To learn “what” Anna Ellis is visit annaellisproject.org
Nicole’s goal is to bridge the jiu jitsu and mental health communities. She would like to see the jiu jitsu world open up about mental illness and address the positive effect the discipline could have on those dealing with a mental disorder, like it had on her. Nicole found solace in the sport at a low point in her life. She was experiencing numerous hardships including unemployment and moving back home with her parents. But through all of this, jiu jitsu kept her going. Then it came to her, why not get others with manageable mental health issues to train?

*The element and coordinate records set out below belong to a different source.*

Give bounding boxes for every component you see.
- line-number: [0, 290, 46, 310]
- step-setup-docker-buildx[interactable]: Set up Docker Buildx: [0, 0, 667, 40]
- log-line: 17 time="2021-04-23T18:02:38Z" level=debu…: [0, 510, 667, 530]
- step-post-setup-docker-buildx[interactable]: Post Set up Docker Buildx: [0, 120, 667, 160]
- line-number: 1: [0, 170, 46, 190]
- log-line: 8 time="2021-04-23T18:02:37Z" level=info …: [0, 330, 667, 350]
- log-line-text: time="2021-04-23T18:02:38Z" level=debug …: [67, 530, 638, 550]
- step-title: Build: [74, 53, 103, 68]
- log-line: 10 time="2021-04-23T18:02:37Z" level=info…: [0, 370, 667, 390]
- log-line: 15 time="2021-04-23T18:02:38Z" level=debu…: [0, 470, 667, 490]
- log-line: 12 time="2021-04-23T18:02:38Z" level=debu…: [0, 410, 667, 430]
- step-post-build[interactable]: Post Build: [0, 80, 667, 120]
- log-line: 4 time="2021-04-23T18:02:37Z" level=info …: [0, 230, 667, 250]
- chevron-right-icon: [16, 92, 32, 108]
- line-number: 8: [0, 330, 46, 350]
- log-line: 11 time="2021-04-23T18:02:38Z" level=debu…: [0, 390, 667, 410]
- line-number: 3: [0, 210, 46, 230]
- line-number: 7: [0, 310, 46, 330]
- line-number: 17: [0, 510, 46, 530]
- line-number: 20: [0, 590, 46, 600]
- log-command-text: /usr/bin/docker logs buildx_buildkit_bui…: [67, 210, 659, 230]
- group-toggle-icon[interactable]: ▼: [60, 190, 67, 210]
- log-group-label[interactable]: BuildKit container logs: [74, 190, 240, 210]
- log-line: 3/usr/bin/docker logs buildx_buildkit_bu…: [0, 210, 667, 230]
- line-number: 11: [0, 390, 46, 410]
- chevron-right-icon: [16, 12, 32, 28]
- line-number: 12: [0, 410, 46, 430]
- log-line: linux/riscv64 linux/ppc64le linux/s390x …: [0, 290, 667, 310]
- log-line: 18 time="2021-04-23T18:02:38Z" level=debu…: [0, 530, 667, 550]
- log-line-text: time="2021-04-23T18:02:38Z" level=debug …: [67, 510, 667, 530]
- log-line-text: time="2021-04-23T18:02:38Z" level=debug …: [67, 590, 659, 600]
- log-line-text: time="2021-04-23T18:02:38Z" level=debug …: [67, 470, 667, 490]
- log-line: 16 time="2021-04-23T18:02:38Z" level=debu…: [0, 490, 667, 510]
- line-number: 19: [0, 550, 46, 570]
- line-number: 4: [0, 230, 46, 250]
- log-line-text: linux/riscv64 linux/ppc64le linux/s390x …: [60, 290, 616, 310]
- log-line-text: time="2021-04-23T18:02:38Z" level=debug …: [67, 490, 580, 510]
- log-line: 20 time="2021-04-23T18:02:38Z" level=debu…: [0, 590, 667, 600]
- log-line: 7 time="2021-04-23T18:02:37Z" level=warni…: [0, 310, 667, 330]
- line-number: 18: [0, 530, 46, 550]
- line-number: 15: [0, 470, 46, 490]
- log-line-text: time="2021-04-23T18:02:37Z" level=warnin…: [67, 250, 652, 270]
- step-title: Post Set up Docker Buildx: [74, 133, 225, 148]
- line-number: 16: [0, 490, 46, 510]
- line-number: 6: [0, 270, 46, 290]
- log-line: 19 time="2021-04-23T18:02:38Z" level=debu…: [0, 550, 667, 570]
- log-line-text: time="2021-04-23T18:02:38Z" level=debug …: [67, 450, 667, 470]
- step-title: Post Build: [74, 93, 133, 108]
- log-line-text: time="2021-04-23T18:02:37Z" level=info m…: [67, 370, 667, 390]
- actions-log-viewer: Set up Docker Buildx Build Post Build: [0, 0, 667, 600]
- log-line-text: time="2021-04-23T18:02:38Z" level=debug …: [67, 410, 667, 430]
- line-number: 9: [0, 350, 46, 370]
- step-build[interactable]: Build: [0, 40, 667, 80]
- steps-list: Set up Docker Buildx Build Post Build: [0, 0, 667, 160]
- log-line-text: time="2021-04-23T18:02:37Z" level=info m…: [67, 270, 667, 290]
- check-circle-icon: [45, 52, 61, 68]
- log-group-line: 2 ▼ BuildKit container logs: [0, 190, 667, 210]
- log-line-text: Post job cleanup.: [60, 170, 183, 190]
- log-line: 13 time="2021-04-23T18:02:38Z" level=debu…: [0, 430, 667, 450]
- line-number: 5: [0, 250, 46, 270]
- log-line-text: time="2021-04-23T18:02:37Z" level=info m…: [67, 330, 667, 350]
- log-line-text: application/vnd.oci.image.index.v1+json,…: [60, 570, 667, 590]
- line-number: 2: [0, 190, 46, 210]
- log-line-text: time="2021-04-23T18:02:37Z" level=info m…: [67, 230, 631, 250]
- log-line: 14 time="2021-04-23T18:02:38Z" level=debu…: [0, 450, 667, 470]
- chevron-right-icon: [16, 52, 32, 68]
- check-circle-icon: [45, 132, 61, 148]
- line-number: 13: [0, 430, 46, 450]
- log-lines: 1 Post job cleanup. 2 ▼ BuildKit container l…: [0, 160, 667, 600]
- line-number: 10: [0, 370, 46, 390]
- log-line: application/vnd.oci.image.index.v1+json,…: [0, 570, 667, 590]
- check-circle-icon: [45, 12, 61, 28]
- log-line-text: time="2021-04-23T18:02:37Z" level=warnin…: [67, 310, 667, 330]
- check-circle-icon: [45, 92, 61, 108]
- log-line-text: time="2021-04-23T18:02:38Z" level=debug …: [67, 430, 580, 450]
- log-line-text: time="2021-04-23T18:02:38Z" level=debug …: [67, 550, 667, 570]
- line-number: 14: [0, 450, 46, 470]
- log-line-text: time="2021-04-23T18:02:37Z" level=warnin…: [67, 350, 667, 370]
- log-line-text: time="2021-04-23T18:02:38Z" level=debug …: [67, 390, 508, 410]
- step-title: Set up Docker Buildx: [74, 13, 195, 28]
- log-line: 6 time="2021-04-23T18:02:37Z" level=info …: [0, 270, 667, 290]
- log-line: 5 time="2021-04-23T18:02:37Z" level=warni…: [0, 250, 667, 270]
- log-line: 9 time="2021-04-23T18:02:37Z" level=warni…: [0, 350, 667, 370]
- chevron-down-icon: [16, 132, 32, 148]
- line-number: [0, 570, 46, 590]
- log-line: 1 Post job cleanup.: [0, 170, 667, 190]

A friend and training partner of hers gave her the contact information to Right Turn Impact, a local in-patient treatment facility. She pitched the idea to the owner and he jumped on board. There are still a few details to work out, but the basic structure has already been outlined:
There will be rigorous screening process
Patients must participate in group sessions
There will be one hour of basic jiu jitsu classes
There will also be second person to help supervise the activity
Right now, Nicole plans on instructing the class, but she would welcome any upper belts who want to volunteer their talents whenever possible.
Nicole has stayed at an in-patient treatment center in the past. One thing she noticed was the lack of stimulating activity for patients. It was the same mundane activities day in and day out. She wants to see this change.
Nicole is confirmed to start instructing at the facility in January. Right now, she is doing it as research for her doctoral program, but hopes it will continue long past her degree and will spread to other establishments.